Auch die Besetzung trägt ihren Teil zum Gelingen bei. Die Chemie zwischen Ewan McGregor und Scarlett Johansson funktioniert hervorragend und verleiht dem Geschehen die nötige emotionale Komponente. Darüber hinaus sorgen Nebenrollen von Steve Buscemi, Michael Clarke Duncan und Sean Bean für zusätzliche Qualität. Gerade Sean Bean zeigt einmal mehr, wie viel Präsenz er auch mit begrenzter Leinwandzeit entwickeln kann.

Optisch macht „Die Insel“ selbst heute noch eine ausgezeichnete Figur. Das futuristische Produktionsdesign wirkt hochwertig und durchdacht, während die Effekte erstaunlich gut gealtert sind. Alles wirkt groß, teuer und aufwendig inszeniert – ein typischer Hollywood-Blockbuster aus einer Zeit, in der für solche Produktionen noch enorme Budgets aufgefahren wurden. Gerade diese Mischung aus futuristischer Ästhetik und handgemachter Action verleiht dem Film bis heute seinen besonderen Reiz.

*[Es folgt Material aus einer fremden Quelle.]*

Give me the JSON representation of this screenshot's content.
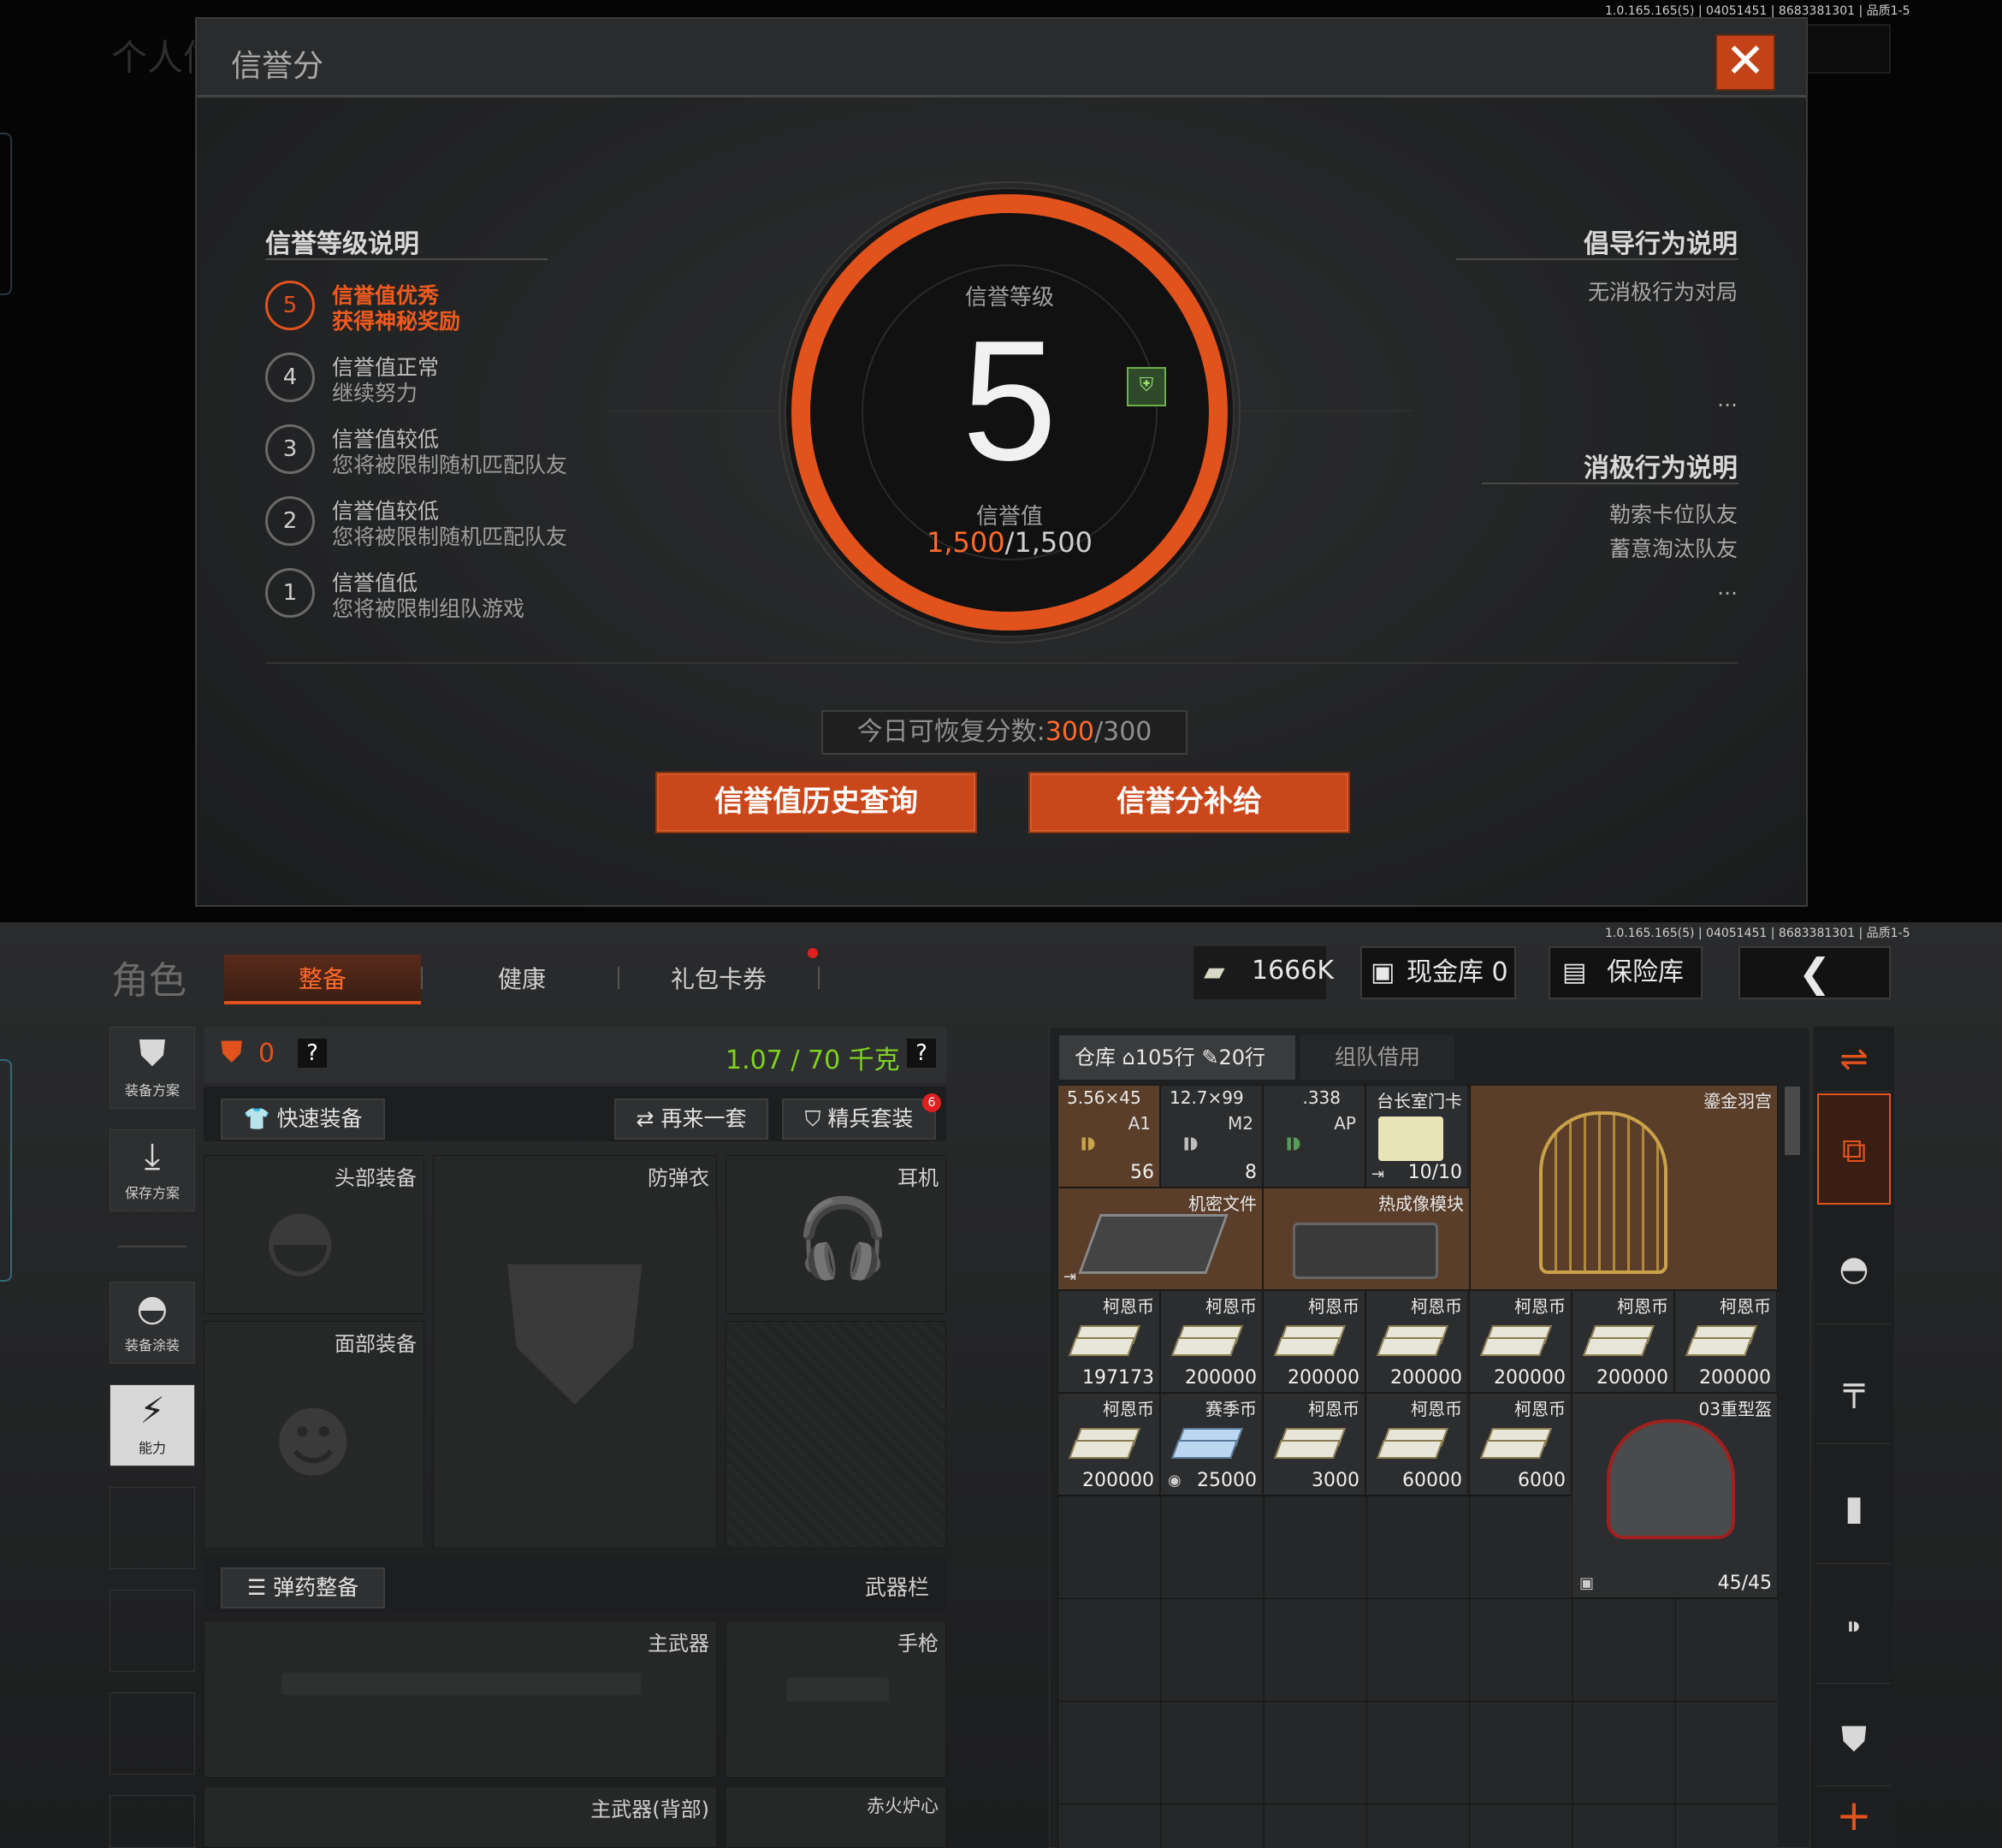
{
  "version_text": "1.0.165.165(5) | 04051451 | 8683381301 | 品质1-5",
  "top_bg": {
    "left_title": "个人信"
  },
  "modal": {
    "title": "信誉分",
    "close_glyph": "✕",
    "left_section_title": "信誉等级说明",
    "levels": [
      {
        "num": "5",
        "line1": "信誉值优秀",
        "line2": "获得神秘奖励",
        "active": true
      },
      {
        "num": "4",
        "line1": "信誉值正常",
        "line2": "继续努力",
        "active": false
      },
      {
        "num": "3",
        "line1": "信誉值较低",
        "line2": "您将被限制随机匹配队友",
        "active": false
      },
      {
        "num": "2",
        "line1": "信誉值较低",
        "line2": "您将被限制随机匹配队友",
        "active": false
      },
      {
        "num": "1",
        "line1": "信誉值低",
        "line2": "您将被限制组队游戏",
        "active": false
      }
    ],
    "ring": {
      "label_top": "信誉等级",
      "level": "5",
      "label_bottom": "信誉值",
      "value_current": "1,500",
      "value_sep_max": "/1,500"
    },
    "right_positive_title": "倡导行为说明",
    "right_positive_items": [
      "无消极行为对局"
    ],
    "ellipsis": "...",
    "right_negative_title": "消极行为说明",
    "right_negative_items": [
      "勒索卡位队友",
      "蓄意淘汰队友"
    ],
    "restore_label": "今日可恢复分数:",
    "restore_current": "300",
    "restore_max": "/300",
    "btn_history": "信誉值历史查询",
    "btn_supply": "信誉分补给"
  },
  "bottom": {
    "page_title": "角色",
    "tabs": [
      "整备",
      "健康",
      "礼包卡券"
    ],
    "currency": "1666K",
    "cash_store": "现金库 0",
    "safe_box": "保险库",
    "left_buttons": [
      "装备方案",
      "保存方案",
      "装备涂装",
      "能力"
    ],
    "armor_count": "0",
    "weight": "1.07 / 70 千克",
    "quick_equip": "快速装备",
    "again": "再来一套",
    "elite": "精兵套装",
    "elite_badge": "6",
    "slots": {
      "head": "头部装备",
      "vest": "防弹衣",
      "ear": "耳机",
      "face": "面部装备",
      "ammo_btn": "弹药整备",
      "weapon_bar": "武器栏",
      "primary": "主武器",
      "pistol": "手枪",
      "primary_back": "主武器(背部)",
      "melee": "赤火炉心"
    },
    "warehouse_tab": "仓库",
    "warehouse_rows": "105行",
    "warehouse_extra": "20行",
    "team_tab": "组队借用",
    "items_row1": [
      {
        "name": "5.56×45",
        "sub": "A1",
        "qty": "56"
      },
      {
        "name": "12.7×99",
        "sub": "M2",
        "qty": "8"
      },
      {
        "name": ".338",
        "sub": "AP",
        "qty": ""
      },
      {
        "name": "台长室门卡",
        "sub": "",
        "qty": "10/10"
      }
    ],
    "birdcage": "鎏金羽宫",
    "secret_file": "机密文件",
    "thermal": "热成像模块",
    "money_row1": [
      {
        "name": "柯恩币",
        "qty": "197173"
      },
      {
        "name": "柯恩币",
        "qty": "200000"
      },
      {
        "name": "柯恩币",
        "qty": "200000"
      },
      {
        "name": "柯恩币",
        "qty": "200000"
      },
      {
        "name": "柯恩币",
        "qty": "200000"
      },
      {
        "name": "柯恩币",
        "qty": "200000"
      },
      {
        "name": "柯恩币",
        "qty": "200000"
      }
    ],
    "money_row2": [
      {
        "name": "柯恩币",
        "qty": "200000"
      },
      {
        "name": "赛季币",
        "qty": "25000"
      },
      {
        "name": "柯恩币",
        "qty": "3000"
      },
      {
        "name": "柯恩币",
        "qty": "60000"
      },
      {
        "name": "柯恩币",
        "qty": "6000"
      }
    ],
    "helmet": {
      "name": "03重型盔",
      "qty": "45/45"
    },
    "plus": "+"
  },
  "colors": {
    "accent": "#e2521d",
    "weight_green": "#7ed321",
    "warm_cell": "#5a3e2a"
  }
}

Letztlich mag „Die Insel“ sein spannendes Grundthema nicht bis in die letzte Konsequenz ausloten und wirkt an manchen Stellen etwas oberflächlich. Für mich ist das allerdings keineswegs ein entscheidender Kritikpunkt. Michael Bay gelingt es, eine interessante Science-Fiction-Idee mit seinem Gespür für spektakuläre Unterhaltung zu verbinden und daraus einen kurzweiligen, temporeichen Blockbuster zu formen. Der Film erhebt nie den Anspruch, große philosophische Antworten zu liefern, sondern konzentriert sich darauf, sein Publikum bestens zu unterhalten – und genau das gelingt ihm auch heute noch ausgesprochen gut. Für knapp zwei Stunden bietet „Die Insel“ spannende Unterhaltung, starke Schauwerte und ein Science-Fiction-Szenario, das trotz aller Action genug Eigenständigkeit besitzt, um in Erinnerung zu bleiben.